Sam Hecht has had a 20-year partnership with Muji, helping shape the company’s minimalist yet practical image. Here he looks back over 30 years as a designer, discussing his “obsessive curiosity” and why design sometimes needs to be driven by need rather than desire

As one half of design studio Industrial Facility, Sam Hecht has designed everything from chairs and lamps to storage boxes and coffee makers. Originally studying industrial design at Central Saint Martins, followed by a masters at the Royal College of Art, Hecht spent several years living and working in San Francisco and Tokyo, before moving back to London and setting up his studio with partner Kim Collin.

Together the duo have created work for some of the biggest names in design, not least of all Muji, which has been working with Industrial Facility for the last two decades. And while Hecht’s work might be characterised by a distinctive kind of minimalism, the designer is quick to emphasise how much consideration goes into the tiniest details of every single piece.
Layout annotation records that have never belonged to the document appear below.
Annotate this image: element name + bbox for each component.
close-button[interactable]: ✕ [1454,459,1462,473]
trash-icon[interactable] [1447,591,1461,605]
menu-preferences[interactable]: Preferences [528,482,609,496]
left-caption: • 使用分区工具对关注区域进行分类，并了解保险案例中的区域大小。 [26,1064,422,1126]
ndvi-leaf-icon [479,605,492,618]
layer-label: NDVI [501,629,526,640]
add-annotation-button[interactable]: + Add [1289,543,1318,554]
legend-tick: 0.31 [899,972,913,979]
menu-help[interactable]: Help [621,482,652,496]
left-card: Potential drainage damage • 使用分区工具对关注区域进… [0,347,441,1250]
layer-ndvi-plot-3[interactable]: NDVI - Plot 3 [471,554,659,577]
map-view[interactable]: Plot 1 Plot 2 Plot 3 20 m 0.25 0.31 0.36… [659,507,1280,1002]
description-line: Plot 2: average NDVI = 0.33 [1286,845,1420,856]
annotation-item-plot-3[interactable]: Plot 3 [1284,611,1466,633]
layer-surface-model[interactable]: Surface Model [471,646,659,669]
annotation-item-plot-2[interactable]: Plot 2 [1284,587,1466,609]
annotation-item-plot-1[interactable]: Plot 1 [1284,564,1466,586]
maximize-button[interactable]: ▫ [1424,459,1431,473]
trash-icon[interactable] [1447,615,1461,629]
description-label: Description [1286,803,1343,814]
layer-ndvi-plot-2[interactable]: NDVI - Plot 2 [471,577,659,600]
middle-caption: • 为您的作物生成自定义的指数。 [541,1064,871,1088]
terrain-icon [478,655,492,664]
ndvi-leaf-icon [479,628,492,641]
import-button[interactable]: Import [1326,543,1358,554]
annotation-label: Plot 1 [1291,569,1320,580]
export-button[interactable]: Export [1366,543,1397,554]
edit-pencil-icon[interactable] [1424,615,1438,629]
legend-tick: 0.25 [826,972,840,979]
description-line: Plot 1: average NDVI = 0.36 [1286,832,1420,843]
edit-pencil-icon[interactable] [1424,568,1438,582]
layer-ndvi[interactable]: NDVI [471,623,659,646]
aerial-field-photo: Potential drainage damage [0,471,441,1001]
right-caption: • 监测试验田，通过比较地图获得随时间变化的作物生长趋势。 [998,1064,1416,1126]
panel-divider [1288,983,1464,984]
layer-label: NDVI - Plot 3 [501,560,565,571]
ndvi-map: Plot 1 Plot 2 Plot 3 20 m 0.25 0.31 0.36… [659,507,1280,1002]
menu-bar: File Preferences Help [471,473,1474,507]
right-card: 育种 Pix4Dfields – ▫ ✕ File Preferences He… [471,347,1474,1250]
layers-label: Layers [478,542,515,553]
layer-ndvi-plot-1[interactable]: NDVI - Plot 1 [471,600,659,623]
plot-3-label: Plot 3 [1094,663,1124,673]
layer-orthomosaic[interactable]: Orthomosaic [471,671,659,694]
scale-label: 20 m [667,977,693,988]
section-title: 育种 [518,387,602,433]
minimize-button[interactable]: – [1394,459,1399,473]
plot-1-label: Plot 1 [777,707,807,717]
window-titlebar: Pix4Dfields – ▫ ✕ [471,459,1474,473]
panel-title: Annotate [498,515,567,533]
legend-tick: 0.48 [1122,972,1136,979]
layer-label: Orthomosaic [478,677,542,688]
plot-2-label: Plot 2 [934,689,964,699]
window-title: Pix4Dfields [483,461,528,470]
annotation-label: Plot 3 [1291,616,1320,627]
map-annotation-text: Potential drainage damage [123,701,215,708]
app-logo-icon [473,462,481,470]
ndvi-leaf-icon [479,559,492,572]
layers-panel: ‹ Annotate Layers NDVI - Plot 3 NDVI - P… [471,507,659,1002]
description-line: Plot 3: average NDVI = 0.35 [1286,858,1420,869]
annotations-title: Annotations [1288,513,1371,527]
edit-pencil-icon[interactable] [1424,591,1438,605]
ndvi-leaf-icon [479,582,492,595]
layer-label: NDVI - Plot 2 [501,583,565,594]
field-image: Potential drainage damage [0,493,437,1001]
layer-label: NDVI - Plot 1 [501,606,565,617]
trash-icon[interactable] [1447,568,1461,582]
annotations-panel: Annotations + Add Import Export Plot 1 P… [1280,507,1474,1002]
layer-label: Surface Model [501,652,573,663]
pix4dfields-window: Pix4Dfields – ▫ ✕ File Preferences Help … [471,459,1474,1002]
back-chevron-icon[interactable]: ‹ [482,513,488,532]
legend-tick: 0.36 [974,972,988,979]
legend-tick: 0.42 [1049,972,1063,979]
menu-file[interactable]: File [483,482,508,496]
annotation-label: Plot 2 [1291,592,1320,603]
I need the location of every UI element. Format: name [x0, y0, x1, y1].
Here he tells CR how he turned a natural curiosity for making into a keen interest in industrial design and mass production, and why his studio takes a finely honed approach to its work for Muji.

His early creative endeavours I wasn’t very good at school but I was very good at making things – and when I say making things, I mean taking things apart more than anything. I was very curious as a kid but not very studious, and that doesn’t bode well for a school system. I wasn’t sure what I was going to do necessarily but then I came across design. I was very into the idea of drawing something, making it, and using it. It wasn’t really artistic, it was more this idea of practicality. From there I was able to go and do an art foundation, which definitely opened up my eyes and my mind tremendously.
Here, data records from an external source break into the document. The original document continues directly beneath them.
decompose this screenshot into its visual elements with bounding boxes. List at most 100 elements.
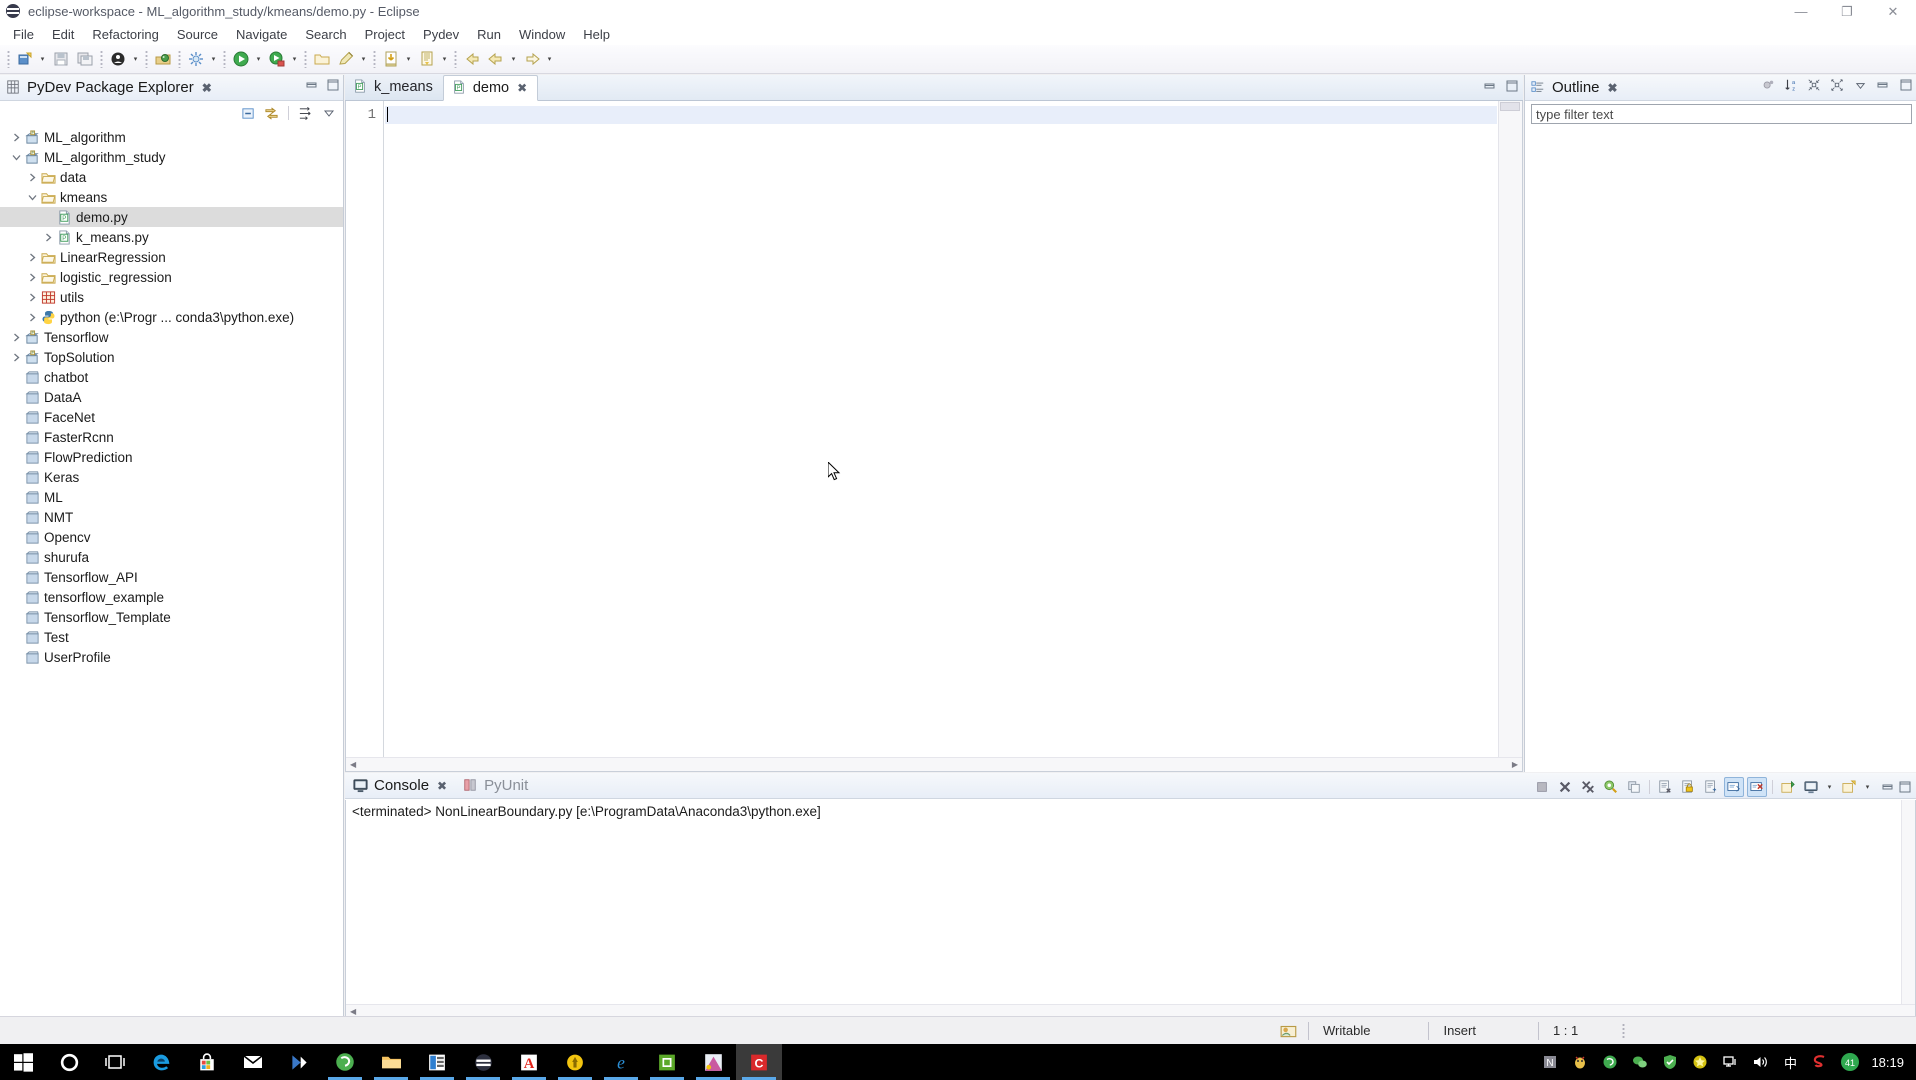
console-body[interactable]: <terminated> NonLinearBoundary.py [e:\Pr… <box>345 800 1916 1019</box>
close-icon[interactable]: ✖ <box>1608 81 1618 95</box>
minimize-icon[interactable] <box>1483 79 1497 93</box>
pin-console-icon[interactable] <box>1778 777 1798 797</box>
download-dropdown-icon[interactable]: ▾ <box>403 48 414 70</box>
tree-item-linearregression[interactable]: LinearRegression <box>0 247 343 267</box>
hide-fields-icon[interactable] <box>1761 78 1775 92</box>
tree-item-ml_algorithm[interactable]: P ML_algorithm <box>0 127 343 147</box>
maximize-icon[interactable] <box>1898 780 1912 794</box>
editor-code-area[interactable] <box>385 101 1497 757</box>
chevron-right-icon[interactable] <box>24 289 40 305</box>
security-shield-tray-icon[interactable] <box>1655 1044 1685 1080</box>
camtasia-icon[interactable]: C <box>736 1044 782 1080</box>
close-icon[interactable]: ✖ <box>437 779 447 793</box>
forward-prev-icon[interactable] <box>485 48 507 70</box>
chevron-right-icon[interactable] <box>24 269 40 285</box>
bandizip-icon[interactable] <box>552 1044 598 1080</box>
chevron-right-icon[interactable] <box>24 249 40 265</box>
chevron-down-icon[interactable] <box>8 149 24 165</box>
download-icon[interactable] <box>380 48 402 70</box>
coverage-dropdown-icon[interactable]: ▾ <box>289 48 300 70</box>
wechat-tray-icon[interactable] <box>1625 1044 1655 1080</box>
chevron-down-icon[interactable] <box>24 189 40 205</box>
tab-pydev-package-explorer[interactable]: PyDev Package Explorer ✖ <box>0 75 218 101</box>
temperature-tray-icon[interactable]: 41 <box>1835 1044 1865 1080</box>
onenote-tray-icon[interactable]: N <box>1535 1044 1565 1080</box>
menu-project[interactable]: Project <box>356 25 414 44</box>
tree-item-fasterrcnn[interactable]: FasterRcnn <box>0 427 343 447</box>
minimize-icon[interactable] <box>1881 780 1895 794</box>
tree-item-flowprediction[interactable]: FlowPrediction <box>0 447 343 467</box>
maximize-icon[interactable] <box>1505 79 1519 93</box>
menu-navigate[interactable]: Navigate <box>227 25 296 44</box>
sogou-tray-icon[interactable] <box>1805 1044 1835 1080</box>
menu-file[interactable]: File <box>4 25 43 44</box>
tab-pyunit[interactable]: PyUnit <box>455 773 536 799</box>
volume-tray-icon[interactable] <box>1745 1044 1775 1080</box>
view-menu-icon[interactable] <box>1853 78 1867 92</box>
task-view-icon[interactable] <box>92 1044 138 1080</box>
run-dropdown-icon[interactable]: ▾ <box>253 48 264 70</box>
vlc-icon[interactable] <box>276 1044 322 1080</box>
minimize-button[interactable]: — <box>1778 0 1824 23</box>
tree-item-ml_algorithm_study[interactable]: P ML_algorithm_study <box>0 147 343 167</box>
360-safe-tray-icon[interactable] <box>1685 1044 1715 1080</box>
outline-filter-input[interactable]: type filter text <box>1531 104 1912 124</box>
tree-item-tensorflow_template[interactable]: Tensorflow_Template <box>0 607 343 627</box>
scroll-right-icon[interactable]: ▶ <box>1508 760 1522 769</box>
tree-item-demo.py[interactable]: Pdemo.py <box>0 207 343 227</box>
forward-icon[interactable] <box>521 48 543 70</box>
chevron-right-icon[interactable] <box>8 349 24 365</box>
tree-item-kmeans[interactable]: kmeans <box>0 187 343 207</box>
back-dropdown-icon[interactable]: ▾ <box>508 48 519 70</box>
menu-help[interactable]: Help <box>574 25 619 44</box>
editor-tab-k_means[interactable]: P k_means <box>345 74 443 100</box>
show-console-on-error-icon[interactable] <box>1747 777 1767 797</box>
editor-horizontal-scrollbar[interactable]: ◀ ▶ <box>346 757 1522 771</box>
tree-item-test[interactable]: Test <box>0 627 343 647</box>
tree-item-data[interactable]: data <box>0 167 343 187</box>
link-with-editor-icon[interactable] <box>263 105 280 122</box>
scroll-left-icon[interactable]: ◀ <box>346 1007 360 1016</box>
view-menu-icon[interactable] <box>320 105 337 122</box>
package-explorer-tree[interactable]: P ML_algorithm P ML_algorithm_study data kmea… <box>0 125 343 667</box>
run-icon[interactable] <box>230 48 252 70</box>
save-icon[interactable] <box>50 48 72 70</box>
expand-all-icon[interactable] <box>1830 78 1844 92</box>
ie-icon[interactable]: e <box>598 1044 644 1080</box>
external-tools-icon[interactable] <box>185 48 207 70</box>
adobe-reader-icon[interactable]: A <box>506 1044 552 1080</box>
chevron-right-icon[interactable] <box>40 229 56 245</box>
show-console-on-output-icon[interactable] <box>1724 777 1744 797</box>
chevron-right-icon[interactable] <box>8 329 24 345</box>
console-vertical-scrollbar[interactable] <box>1901 800 1915 1004</box>
tree-item-tensorflow[interactable]: P Tensorflow <box>0 327 343 347</box>
tree-item-dataa[interactable]: DataA <box>0 387 343 407</box>
tree-item-tensorflow_api[interactable]: Tensorflow_API <box>0 567 343 587</box>
sort-alphabetically-icon[interactable]: az <box>1784 78 1798 92</box>
chevron-right-icon[interactable] <box>8 129 24 145</box>
open-console-arrow-icon[interactable]: ▾ <box>1862 776 1873 798</box>
chevron-right-icon[interactable] <box>24 309 40 325</box>
menu-edit[interactable]: Edit <box>43 25 83 44</box>
save-all-icon[interactable] <box>74 48 96 70</box>
open-console-icon[interactable] <box>1839 777 1859 797</box>
wps-icon[interactable] <box>414 1044 460 1080</box>
tree-item-tensorflow_example[interactable]: tensorflow_example <box>0 587 343 607</box>
chevron-right-icon[interactable] <box>24 169 40 185</box>
eclipse-taskbar-icon[interactable] <box>460 1044 506 1080</box>
menu-run[interactable]: Run <box>468 25 510 44</box>
360-tray-icon[interactable] <box>1595 1044 1625 1080</box>
evernote-icon[interactable] <box>644 1044 690 1080</box>
terminate-icon[interactable] <box>1532 777 1552 797</box>
display-selected-console-icon[interactable] <box>1801 777 1821 797</box>
tree-item-chatbot[interactable]: chatbot <box>0 367 343 387</box>
qq-tray-icon[interactable] <box>1565 1044 1595 1080</box>
scroll-lock-icon[interactable] <box>1678 777 1698 797</box>
edge-icon[interactable] <box>138 1044 184 1080</box>
tree-item-keras[interactable]: Keras <box>0 467 343 487</box>
tree-item-utils[interactable]: utils <box>0 287 343 307</box>
tree-item-python-e-progr-...-conda3-python.exe-[interactable]: python (e:\Progr ... conda3\python.exe) <box>0 307 343 327</box>
remove-all-terminated-icon[interactable] <box>1578 777 1598 797</box>
external-tools-dropdown-icon[interactable]: ▾ <box>208 48 219 70</box>
new-wizard-dropdown-icon[interactable]: ▾ <box>37 48 48 70</box>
Top image: Portrait by NPF. Above: coffee maker for Muji

Industrial design in the 90s It was a very male profession, and I think that was partly because it was tied to the workshop and this idea that using a lathe or milling machine was just what men did. I can’t really describe it. It was almost slightly ex-army in a way. I had a lot of fun, but I wouldn’t say it was a brilliant education. It was a very, very traditional way of thinking about what design is.